Real-world data backs Kymriah’s safety profile, says Novartis
With more competition looming for its CAR-T therapy Kymriah, Novartis has pointed to new data that show the therapy works at least as well in the real world as in clinical trials.
The post-marketing studies looked at patients with diffuse large B cell lymphoma (DLBCL) and acute lymphoblastic leukaemia (ALL) – two approved indications for Kymriah (tisagenlecleucel) – and was presented at the ASH congress this week.
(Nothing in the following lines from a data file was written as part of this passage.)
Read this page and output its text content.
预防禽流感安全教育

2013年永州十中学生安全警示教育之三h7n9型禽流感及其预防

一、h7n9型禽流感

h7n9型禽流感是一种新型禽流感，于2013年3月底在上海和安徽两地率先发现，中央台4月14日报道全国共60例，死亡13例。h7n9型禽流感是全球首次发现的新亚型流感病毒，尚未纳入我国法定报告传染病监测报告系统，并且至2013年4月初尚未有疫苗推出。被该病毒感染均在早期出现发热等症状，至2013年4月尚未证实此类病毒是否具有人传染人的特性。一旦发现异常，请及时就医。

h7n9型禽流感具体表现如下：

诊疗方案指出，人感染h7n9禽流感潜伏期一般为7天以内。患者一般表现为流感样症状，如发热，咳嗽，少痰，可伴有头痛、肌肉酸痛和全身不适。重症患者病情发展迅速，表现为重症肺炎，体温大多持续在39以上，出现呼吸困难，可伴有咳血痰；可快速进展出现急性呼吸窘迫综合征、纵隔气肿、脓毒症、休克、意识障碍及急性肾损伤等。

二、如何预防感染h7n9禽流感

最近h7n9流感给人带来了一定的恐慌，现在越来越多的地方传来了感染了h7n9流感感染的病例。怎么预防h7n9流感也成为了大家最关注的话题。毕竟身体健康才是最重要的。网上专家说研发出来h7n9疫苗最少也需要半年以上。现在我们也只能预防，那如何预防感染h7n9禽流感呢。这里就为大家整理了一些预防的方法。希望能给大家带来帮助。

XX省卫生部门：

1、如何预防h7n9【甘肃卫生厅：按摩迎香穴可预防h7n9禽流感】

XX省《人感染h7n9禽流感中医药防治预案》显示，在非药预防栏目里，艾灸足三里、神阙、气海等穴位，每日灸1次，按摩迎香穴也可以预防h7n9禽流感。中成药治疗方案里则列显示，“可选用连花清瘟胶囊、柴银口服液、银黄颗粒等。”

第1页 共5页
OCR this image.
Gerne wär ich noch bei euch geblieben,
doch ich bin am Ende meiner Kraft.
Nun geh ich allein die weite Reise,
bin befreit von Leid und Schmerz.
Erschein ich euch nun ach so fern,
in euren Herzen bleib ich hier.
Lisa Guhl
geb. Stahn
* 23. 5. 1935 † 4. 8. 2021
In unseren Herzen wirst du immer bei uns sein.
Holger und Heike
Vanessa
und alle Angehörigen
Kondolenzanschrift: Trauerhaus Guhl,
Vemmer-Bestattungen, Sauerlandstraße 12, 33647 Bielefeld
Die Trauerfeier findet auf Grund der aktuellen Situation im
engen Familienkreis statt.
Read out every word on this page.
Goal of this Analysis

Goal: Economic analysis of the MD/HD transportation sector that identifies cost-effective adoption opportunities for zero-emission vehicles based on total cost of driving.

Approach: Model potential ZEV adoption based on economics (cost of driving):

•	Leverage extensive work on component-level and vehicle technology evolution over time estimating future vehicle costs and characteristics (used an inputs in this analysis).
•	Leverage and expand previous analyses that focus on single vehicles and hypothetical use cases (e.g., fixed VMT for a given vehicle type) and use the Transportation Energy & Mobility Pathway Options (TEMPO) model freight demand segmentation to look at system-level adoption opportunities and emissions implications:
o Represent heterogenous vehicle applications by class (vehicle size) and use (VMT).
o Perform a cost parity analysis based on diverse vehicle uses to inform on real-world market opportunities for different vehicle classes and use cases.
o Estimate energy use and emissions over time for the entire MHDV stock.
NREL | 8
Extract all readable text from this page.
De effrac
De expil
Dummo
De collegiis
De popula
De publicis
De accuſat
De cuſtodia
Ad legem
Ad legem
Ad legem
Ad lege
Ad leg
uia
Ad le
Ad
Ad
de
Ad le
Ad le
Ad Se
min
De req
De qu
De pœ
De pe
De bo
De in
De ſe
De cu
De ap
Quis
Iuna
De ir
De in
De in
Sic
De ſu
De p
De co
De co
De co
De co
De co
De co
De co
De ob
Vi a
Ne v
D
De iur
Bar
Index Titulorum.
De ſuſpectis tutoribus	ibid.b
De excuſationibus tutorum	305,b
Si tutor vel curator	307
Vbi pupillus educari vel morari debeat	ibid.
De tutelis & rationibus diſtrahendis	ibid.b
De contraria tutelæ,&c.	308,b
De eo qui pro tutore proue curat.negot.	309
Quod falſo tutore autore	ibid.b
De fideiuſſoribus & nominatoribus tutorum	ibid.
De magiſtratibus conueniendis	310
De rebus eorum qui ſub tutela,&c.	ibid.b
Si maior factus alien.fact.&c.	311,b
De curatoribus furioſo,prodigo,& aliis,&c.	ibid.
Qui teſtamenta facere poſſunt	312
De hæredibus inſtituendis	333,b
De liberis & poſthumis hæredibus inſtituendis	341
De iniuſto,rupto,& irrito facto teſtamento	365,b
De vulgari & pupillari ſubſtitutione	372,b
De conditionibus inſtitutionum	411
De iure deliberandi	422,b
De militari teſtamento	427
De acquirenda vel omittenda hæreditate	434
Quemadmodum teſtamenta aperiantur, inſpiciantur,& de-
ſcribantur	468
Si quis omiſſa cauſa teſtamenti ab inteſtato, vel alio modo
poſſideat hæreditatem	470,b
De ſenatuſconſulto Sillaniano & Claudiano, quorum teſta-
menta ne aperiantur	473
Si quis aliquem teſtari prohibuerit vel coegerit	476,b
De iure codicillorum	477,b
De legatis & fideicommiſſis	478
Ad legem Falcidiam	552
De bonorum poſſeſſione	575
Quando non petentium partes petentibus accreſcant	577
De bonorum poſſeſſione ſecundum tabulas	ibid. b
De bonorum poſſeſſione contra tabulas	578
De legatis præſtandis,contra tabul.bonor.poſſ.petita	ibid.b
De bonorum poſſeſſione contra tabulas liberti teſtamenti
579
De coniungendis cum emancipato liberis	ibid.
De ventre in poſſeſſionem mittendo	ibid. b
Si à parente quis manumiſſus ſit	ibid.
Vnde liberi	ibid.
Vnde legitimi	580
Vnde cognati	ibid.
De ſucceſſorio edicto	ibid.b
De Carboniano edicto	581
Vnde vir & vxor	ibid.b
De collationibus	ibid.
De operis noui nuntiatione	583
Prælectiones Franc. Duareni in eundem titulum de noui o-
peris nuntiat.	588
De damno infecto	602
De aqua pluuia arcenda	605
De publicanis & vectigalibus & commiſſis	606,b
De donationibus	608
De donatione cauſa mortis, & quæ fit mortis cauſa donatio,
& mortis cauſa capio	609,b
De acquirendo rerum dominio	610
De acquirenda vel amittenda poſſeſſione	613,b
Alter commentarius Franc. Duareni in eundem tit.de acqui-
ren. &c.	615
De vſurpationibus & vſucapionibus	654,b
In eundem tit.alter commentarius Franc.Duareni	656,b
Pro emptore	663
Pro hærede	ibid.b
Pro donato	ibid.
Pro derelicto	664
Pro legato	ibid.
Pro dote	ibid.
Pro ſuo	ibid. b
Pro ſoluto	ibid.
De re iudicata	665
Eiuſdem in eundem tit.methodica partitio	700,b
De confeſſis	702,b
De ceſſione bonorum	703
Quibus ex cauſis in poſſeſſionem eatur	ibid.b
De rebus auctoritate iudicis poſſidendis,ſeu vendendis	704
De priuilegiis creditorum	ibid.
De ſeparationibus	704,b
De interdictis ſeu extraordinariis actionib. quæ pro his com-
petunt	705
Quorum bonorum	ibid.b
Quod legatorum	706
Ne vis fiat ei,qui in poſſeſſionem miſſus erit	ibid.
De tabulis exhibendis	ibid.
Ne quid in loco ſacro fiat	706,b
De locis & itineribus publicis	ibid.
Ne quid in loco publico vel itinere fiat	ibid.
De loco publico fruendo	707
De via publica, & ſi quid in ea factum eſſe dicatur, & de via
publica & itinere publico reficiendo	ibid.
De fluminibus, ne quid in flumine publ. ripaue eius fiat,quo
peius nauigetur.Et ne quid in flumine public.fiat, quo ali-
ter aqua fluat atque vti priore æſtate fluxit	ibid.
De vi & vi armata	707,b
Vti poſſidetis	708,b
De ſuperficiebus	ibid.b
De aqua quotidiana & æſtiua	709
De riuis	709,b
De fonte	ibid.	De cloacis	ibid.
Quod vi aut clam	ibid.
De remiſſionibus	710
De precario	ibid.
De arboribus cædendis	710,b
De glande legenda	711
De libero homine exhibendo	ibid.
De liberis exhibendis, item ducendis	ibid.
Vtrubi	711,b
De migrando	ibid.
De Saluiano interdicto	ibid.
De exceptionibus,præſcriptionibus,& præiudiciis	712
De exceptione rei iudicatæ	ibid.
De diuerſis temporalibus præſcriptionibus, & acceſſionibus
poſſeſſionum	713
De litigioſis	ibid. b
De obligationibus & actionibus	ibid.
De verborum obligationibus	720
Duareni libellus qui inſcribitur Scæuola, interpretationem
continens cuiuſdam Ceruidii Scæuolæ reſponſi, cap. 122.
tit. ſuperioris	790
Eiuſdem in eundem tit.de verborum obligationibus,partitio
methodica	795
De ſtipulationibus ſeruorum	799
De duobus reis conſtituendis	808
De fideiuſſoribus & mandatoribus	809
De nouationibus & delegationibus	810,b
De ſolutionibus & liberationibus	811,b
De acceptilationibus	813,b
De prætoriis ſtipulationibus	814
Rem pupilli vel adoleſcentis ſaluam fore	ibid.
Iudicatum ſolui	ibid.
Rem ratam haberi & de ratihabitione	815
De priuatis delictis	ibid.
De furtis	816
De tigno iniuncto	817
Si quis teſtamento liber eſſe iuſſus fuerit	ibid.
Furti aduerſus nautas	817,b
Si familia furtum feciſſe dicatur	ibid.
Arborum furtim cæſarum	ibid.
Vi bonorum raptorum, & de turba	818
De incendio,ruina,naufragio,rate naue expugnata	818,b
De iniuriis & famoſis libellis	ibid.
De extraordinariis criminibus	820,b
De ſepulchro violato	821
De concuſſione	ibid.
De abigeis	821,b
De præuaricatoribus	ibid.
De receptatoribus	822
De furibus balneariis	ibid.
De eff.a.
In both registry studies, the CAR-T’s efficacy matched what was seen in the studies Novartis conducted to support regulatory approval, but serious side effects like cytokine release syndrome (CRS) and neurotoxicity were actually seen at a lower rate.
That’s an encouraging finding because at the time of approval some clinicians had voiced concerns that these potentially fatal adverse reactions might prove harder to manage outside of a carefully controlled clinical trial protocol.
In adults with relapsed/refractory DLBCL, Kymriah achieved an overall response rate (ORR) of 58%, including 40% complete response (CR), after a median follow-up of just over four months. That’s shorter than in the pivotal JULIET trial – which looked at response rates at 24 months – but is right in line with the 52% ORR and 38% CR rate in that study.
On safety, the rate of severe (grade 3 or higher) CRS and neurotoxicity was around 4% and 5%, respectively, as compared to 23% and 11% in JULIET.
While the grading scales used were different so no direct comparison can be drawn, the result does suggest that Kymriah treatment is no more hazardous in a real-world setting. That is also backed up by data showing that rescue medicines for CRS like corticosteroids and Roche’s RoActemra/Actemra (tocilizumab) were used less often.
The pattern in children and young adults with relapsed/refractory ALL was the same, with a CR rate of 85% after six months compared to 82% in the pivotal ELIANA study. On safety, severe CRS and neurotoxicity rates were 14% and 8% in the real world respectively, versus 48% and 13% in ELIANA.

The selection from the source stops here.